Una vez que se tiene la idea
primigenia, se procede a escribir todo lo que se tenga en la cabeza en cuanto a
la misma, pues toda idea que se agita en la mente y no se escribe, generalmente
se pierde en los abismales dominios del olvido. Lo trascendental, consiste en
escribir, en bosquejar el pensamiento, dotarlo de un cierto contorno que
permita perfeccionarlo. Por último, sugiere que cuando el perfil está terminado
debe procederse a depurarlo, con lo cual se demuestra que es posible escribir,
sobre lo que se está escribiendo.
Mi ensayo llega a
su final, he recorrido numerosas páginas intentando comprender la cáustica
afirmación del crítico que señalaba que en Caracol
y otros cuentos lo único que había de calidad era el papel y la tinta. No me interesa
entrar en polémica con la persona que concibió esa idea. No. Mi interés
únicamente era demostrar cómo la crítica literaria puede ser capaz de promover
nuevas lecturas. Es lo que ha ocurrido en mi caso. La crítica literaria debe ser un puente entre
la obra y el lector, jamás un bache que obstaculice la lectura.

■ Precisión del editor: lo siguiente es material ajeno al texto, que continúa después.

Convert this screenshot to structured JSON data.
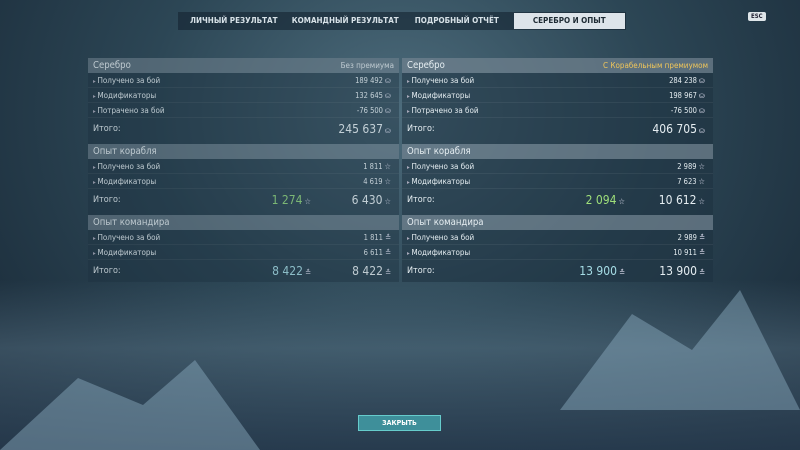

La pasión de la palabra, título con el
que he decidí nombrar este texto, es una muestra diáfana de que si una obra es
capaz de generar tantas ideas interpretativas, es porque no es tan deficiente
como se anuncia.
Sé que los maestros de literatura enseñan
en nuestras escuelas que un poema es bueno si tiene una metáfora, dos
comparaciones, una hipérbole y dos o tres imágenes, como si una obra literaria
(sea el género que fuere) pudiera ser concebido como una receta culinaria.
Cuando no existen
estas condiciones, simplemente el poema no tiene ningún valor. No es así. En la
escritura no puede haber reglas tan precisas. No existen fórmulas. La literatura es producto de la invención,
de la imaginación y, por qué no, de la inspiración. No es factible llevarla a
un laboratorio, puesto que es el reflejo de los mundos interiores de sus creadores.
La obra de Enrique
Jaramillo Levi, como se dijo en un principio, es la imagen de una búsqueda
constante de un mundo ideal, donde la gente lea, donde el escritor tenga
importancia, donde los seres humanos sean capaces de tener anhelos
espirituales más allá de sus satisfacciones personales.
De igual modo, en
el conjunto de la obra se percibe un afán didáctico, por lo que me atrevo a
afirmar que el conjunto de la obra examinada es una gran fábula con una
hiperbólica moraleja: Desea enseñar a la gente que leer y escribir son formas
para vivir. Que es necesario ejercitar la mente en la interpretación de ideas
ajenas, que es indispensable permitir que los monstruos que habitan nuestros mundos
interiores tengan una vía de escape. Intenta también captar la atención de
quienes detentan el poder en nuestro país para que se promueva la cultura, para
que la juventud tenga algo en que entretenerse. Los personajes que pululan en
la obra conjunta, tienen algo de aquel sabio catalán que vivirá eternamente en
las páginas de Cien años de soledad,
quien enseñó a los muchachos de Macondo su inicio en el vicio (en nuestra
sociedad sólo unos pocos creen en el hábito) de la lectura.